‘The Key To A Happy Life’ – Maurice Baker – a certain quirky but engaging eccentricity(March 06, 2018)
There are folk wandering around this world for whom the word ‘idiosyncratic’ is surely written. These folk find their own peculiar path through the miasma of confusion that surrounds us. They don’t necessarily conform, neither do they overtly rebel, they just make their own rules and live accordingly. One of these souls is Maurice Baker ... musician, songwriter, teacher, author and quiet purveyor of philosophy ... a man possessed of vision, clarity and unique perspicacity. His latest work is the book and accompanying CDs - ‘The Key To A Happy Life’.
The two CDs, for those that recognise and appreciate his slightly left-field approach, are a typical Maurice Baker offering. From semi-sarcastic and obliquely humorous songs seeded with razor-sharp comment such as ‘She Had A Butterfly On Her Bottom’ and ‘Sheep’ to ‘Marmalade’ and ‘Ripe Potatoes’ through songs of savage observance and fractured memories like ‘Bound For Australia’, ‘White Feather’, ‘Soho In The Sixties’ and ‘Nelson’s Yard’.

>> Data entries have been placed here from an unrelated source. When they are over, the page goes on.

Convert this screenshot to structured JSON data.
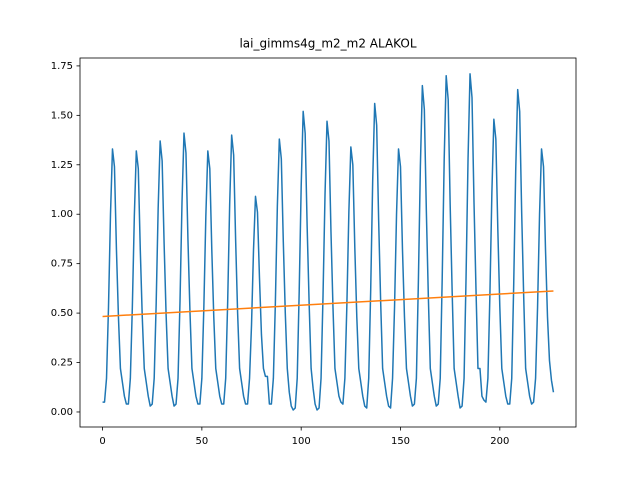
{
  "chart_data": {
    "type": "line",
    "title": "lai_gimms4g_m2_m2 ALAKOL",
    "xlim": [
      -11.35,
      238.35
    ],
    "ylim": [
      -0.076,
      1.79
    ],
    "xticks": [
      0,
      50,
      100,
      150,
      200
    ],
    "yticks": [
      {
        "value": 0,
        "label": "0.00"
      },
      {
        "value": 0.25,
        "label": "0.25"
      },
      {
        "value": 0.5,
        "label": "0.50"
      },
      {
        "value": 0.75,
        "label": "0.75"
      },
      {
        "value": 1,
        "label": "1.00"
      },
      {
        "value": 1.25,
        "label": "1.25"
      },
      {
        "value": 1.5,
        "label": "1.50"
      },
      {
        "value": 1.75,
        "label": "1.75"
      }
    ],
    "series": [
      {
        "color": "#1f77b4",
        "x": [
          0,
          1,
          2,
          3,
          4,
          5,
          6,
          7,
          8,
          9,
          10,
          11,
          12,
          13,
          14,
          15,
          16,
          17,
          18,
          19,
          20,
          21,
          22,
          23,
          24,
          25,
          26,
          27,
          28,
          29,
          30,
          31,
          32,
          33,
          34,
          35,
          36,
          37,
          38,
          39,
          40,
          41,
          42,
          43,
          44,
          45,
          46,
          47,
          48,
          49,
          50,
          51,
          52,
          53,
          54,
          55,
          56,
          57,
          58,
          59,
          60,
          61,
          62,
          63,
          64,
          65,
          66,
          67,
          68,
          69,
          70,
          71,
          72,
          73,
          74,
          75,
          76,
          77,
          78,
          79,
          80,
          81,
          82,
          83,
          84,
          85,
          86,
          87,
          88,
          89,
          90,
          91,
          92,
          93,
          94,
          95,
          96,
          97,
          98,
          99,
          100,
          101,
          102,
          103,
          104,
          105,
          106,
          107,
          108,
          109,
          110,
          111,
          112,
          113,
          114,
          115,
          116,
          117,
          118,
          119,
          120,
          121,
          122,
          123,
          124,
          125,
          126,
          127,
          128,
          129,
          130,
          131,
          132,
          133,
          134,
          135,
          136,
          137,
          138,
          139,
          140,
          141,
          142,
          143,
          144,
          145,
          146,
          147,
          148,
          149,
          150,
          151,
          152,
          153,
          154,
          155,
          156,
          157,
          158,
          159,
          160,
          161,
          162,
          163,
          164,
          165,
          166,
          167,
          168,
          169,
          170,
          171,
          172,
          173,
          174,
          175,
          176,
          177,
          178,
          179,
          180,
          181,
          182,
          183,
          184,
          185,
          186,
          187,
          188,
          189,
          190,
          191,
          192,
          193,
          194,
          195,
          196,
          197,
          198,
          199,
          200,
          201,
          202,
          203,
          204,
          205,
          206,
          207,
          208,
          209,
          210,
          211,
          212,
          213,
          214,
          215,
          216,
          217,
          218,
          219,
          220,
          221,
          222,
          223,
          224,
          225,
          226,
          227
        ],
        "values": [
          0.05,
          0.05,
          0.17,
          0.53,
          1.0,
          1.33,
          1.24,
          0.82,
          0.48,
          0.22,
          0.15,
          0.08,
          0.04,
          0.04,
          0.17,
          0.53,
          0.99,
          1.32,
          1.23,
          0.82,
          0.48,
          0.22,
          0.15,
          0.08,
          0.03,
          0.04,
          0.17,
          0.55,
          1.03,
          1.37,
          1.27,
          0.85,
          0.49,
          0.22,
          0.15,
          0.08,
          0.03,
          0.04,
          0.17,
          0.56,
          1.06,
          1.41,
          1.31,
          0.87,
          0.51,
          0.22,
          0.15,
          0.08,
          0.04,
          0.04,
          0.17,
          0.53,
          0.99,
          1.32,
          1.23,
          0.82,
          0.48,
          0.22,
          0.15,
          0.08,
          0.04,
          0.04,
          0.17,
          0.56,
          1.05,
          1.4,
          1.3,
          0.87,
          0.5,
          0.22,
          0.15,
          0.08,
          0.04,
          0.04,
          0.17,
          0.44,
          0.82,
          1.09,
          1.01,
          0.68,
          0.39,
          0.22,
          0.18,
          0.18,
          0.04,
          0.04,
          0.17,
          0.55,
          1.04,
          1.38,
          1.28,
          0.86,
          0.5,
          0.22,
          0.1,
          0.03,
          0.01,
          0.02,
          0.17,
          0.61,
          1.14,
          1.52,
          1.41,
          0.94,
          0.55,
          0.22,
          0.12,
          0.04,
          0.01,
          0.02,
          0.17,
          0.59,
          1.1,
          1.47,
          1.37,
          0.91,
          0.53,
          0.22,
          0.15,
          0.08,
          0.05,
          0.04,
          0.17,
          0.54,
          1.01,
          1.34,
          1.25,
          0.83,
          0.48,
          0.22,
          0.15,
          0.08,
          0.03,
          0.02,
          0.17,
          0.62,
          1.17,
          1.56,
          1.45,
          0.97,
          0.56,
          0.22,
          0.15,
          0.08,
          0.03,
          0.02,
          0.17,
          0.53,
          1.0,
          1.33,
          1.24,
          0.82,
          0.48,
          0.22,
          0.15,
          0.08,
          0.03,
          0.04,
          0.17,
          0.66,
          1.24,
          1.65,
          1.53,
          1.02,
          0.59,
          0.22,
          0.15,
          0.08,
          0.03,
          0.04,
          0.17,
          0.68,
          1.28,
          1.7,
          1.58,
          1.05,
          0.61,
          0.22,
          0.15,
          0.08,
          0.02,
          0.03,
          0.17,
          0.68,
          1.28,
          1.71,
          1.59,
          1.06,
          0.62,
          0.22,
          0.22,
          0.08,
          0.06,
          0.05,
          0.17,
          0.59,
          1.11,
          1.48,
          1.38,
          0.92,
          0.53,
          0.22,
          0.15,
          0.08,
          0.04,
          0.04,
          0.17,
          0.65,
          1.22,
          1.63,
          1.52,
          1.01,
          0.59,
          0.22,
          0.15,
          0.08,
          0.04,
          0.05,
          0.17,
          0.53,
          1.0,
          1.33,
          1.24,
          0.82,
          0.48,
          0.26,
          0.16,
          0.1
        ]
      },
      {
        "color": "#ff7f0e",
        "x": [
          0,
          227
        ],
        "values": [
          0.483,
          0.612
        ]
      }
    ]
  }
}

Turning attention to the book ... ‘The Key To A Happy Life’ is nearly a diary, partly a chronicle, somewhat a personal memoir... it also feels like something of a catharsis. Whatever it may be, more than anything else, it’s a series of honest reflections, although it’s clear that poetic licence has a part to play. And there’s nothing wrong with a little artistic verisimilitude to add colour to otherwise cold facts. Baker’s view on life comes through the written word as strongly as it does through his music and both glory in a certain quirky but engaging eccentricity.